Knitted penguin jumpers
The Penguin Foundation is saddened to hear of the recent passing of Mr Alfred Date. Mr Date was a wonderful contributor to the ‘Knits for Nature’ program, and provided us with many woollen jumpers to protect Phillip Island’s little penguins in the event of an oil spill. We feel very privileged to have played a small part in Mr Date’s celebrated and incredibly rich 110 years of life, and our thoughts are with his family at this time.
Mr Alfred Date holds his knitted penguin jumper, February 2013.
The Knits for Nature Program is now closed, we do not need any further penguin jumpers at this time.
Thank you to keen knitters and those who have contributed to the Knits for Nature program so far by donating little penguin jumpers for penguin rescue in the event of an oil spill, fundraising and education programs. Your interest, time and efforts are greatly appreciated by us and staff who work closely with these special birds. We are currently working through jumper donations and will be in touch via post or email (whichever details have been provided) with an acknowledgment as soon as possible. Further information on the program and how penguin jumpers benefit little penguin conservation can be found below.
Penguin Jumpers are not a fashion statement!
When oiled penguins are admitted to the Wildlife Clinic at Phillip Island Nature Parks, a knitted jumper may be temporarily placed on the penguins to prevent them from preening and swallowing the toxic oil before they are washed and the oil removed by staff.
438 little penguins were affected by the last major oil spill near Phillip Island in 2001. 96% were successfully saved and rehabilitated at the Wildlife Clinic and released back into the wild.
Read more about the benefits of using penguin jumpers when rehabilitating oiled little penguins here.
If you would still like to assist the penguins and the Penguin Foundation, you may like to Adopt a Penguin or Donate, further information can be found here.
The Knits for Nature Program
Knits for Nature begun after a number of oil spills near Phillip Island in the late 1990s to early 2000s, the program continues to support little penguin conservation on Phillip Island in a number of ways. The Penguin Foundation raises vital funds for little penguin research, conservation and the Wildlife Clinic through the sale of little penguin jumpers we receive that are the wrong size, shape, type of wool or in excess. These can be purchased at the Penguin Parade gift shop and are part of our Adopt a Penguin Pal kids pack. We have a good stockpile of jumpers suitable for rehabilitation purposes which we also distribute to other wildlife rescue centres where need be. Little penguin jumpers are also used as an educational tool to teach students and others about the devastating effects marine and coastal pollution has on marine wildlife and the environment.

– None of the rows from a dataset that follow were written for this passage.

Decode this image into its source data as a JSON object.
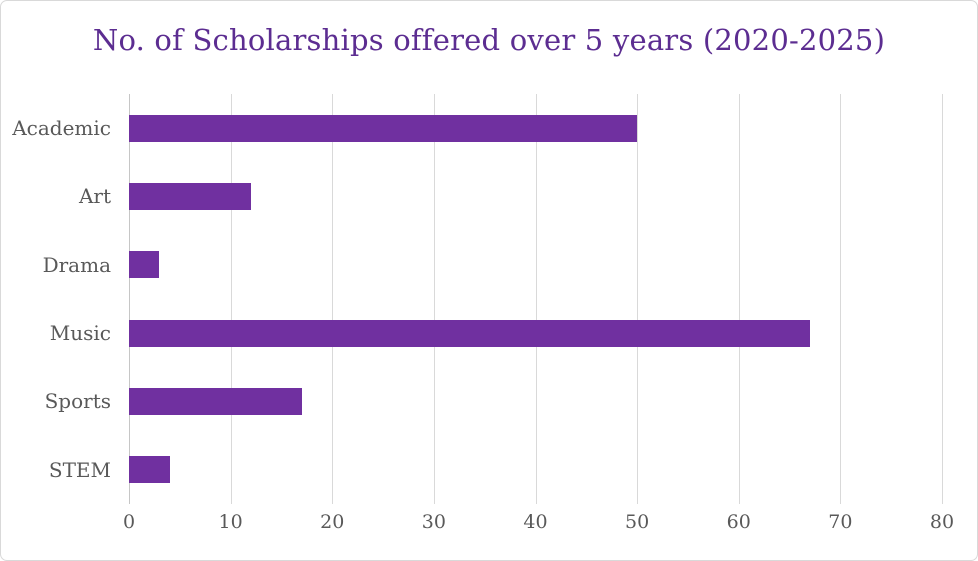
{
  "figure": {
    "title": "No. of Scholarships offered over 5 years (2020-2025)"
  },
  "chart_data": {
    "type": "bar",
    "orientation": "horizontal",
    "title": "No. of Scholarships offered over 5 years (2020-2025)",
    "categories": [
      "Academic",
      "Art",
      "Drama",
      "Music",
      "Sports",
      "STEM"
    ],
    "values": [
      50,
      12,
      3,
      67,
      17,
      4
    ],
    "xlabel": "",
    "ylabel": "",
    "xlim": [
      0,
      80
    ],
    "x_ticks": [
      0,
      10,
      20,
      30,
      40,
      50,
      60,
      70,
      80
    ],
    "grid": "vertical-gridlines-only",
    "legend": "none",
    "data_labels": "none",
    "colors": {
      "bar": "#7030A0",
      "title": "#5C2D91",
      "tick_label": "#595959",
      "category_label": "#595959",
      "gridline": "#D9D9D9",
      "axis_line": "#C6C6C6",
      "background": "#FFFFFF",
      "border": "#D9D9D9"
    }
  }
}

Knitted penguin jumpers play an important role in saving little penguins affected by oil pollution. A patch of oil the size of a thumb nail can kill a little penguin. Oiled penguins often die from exposure and starvation. Oil separates and mats feathers, allowing water to get in which makes a penguin very cold, heavy and less able to successfully hunt for food.
Caring for sick
In 2013-14, 452 native animals and several international seabird visitors were admitted to the Wildlife Clinic located at Phillip Island Nature Parks. Of those animals, 96 were little penguins treated for a range of health problems including; entanglements, oiling, cuts requiring stitches and grass seed injures to the eye.
The Penguin Foundation raises vital funds for the rescue and care of little penguins found sick or injured. Adopt a penguin today to help. The Penguin Foundation has supported the following wildlife rescue and rehabilitation programs:
The new Wildlife Clinic is capable of caring for up to 1,500 little penguins in the event of an oil spill. Find out more about the effects of oil spills on little penguins in the knitted penguin jumpers section.
Phillip Island Nature Parks coordinates a group of dedicated wildlife rescue volunteers. The volunteers attend wildlife rescues to assess the condition of the sick or injured animals and transport them to a vet or the Wildlife Clinic. The Penguin Foundation has funded the purchase of wildlife rescue kits for volunteers containing specialist equipment for use in wildlife rescues. The Penguin Foundation has also funded the purchase of road signage warning motorists to slow down in areas where a rescue is being performed or where there is a likelihood of encountering wildlife.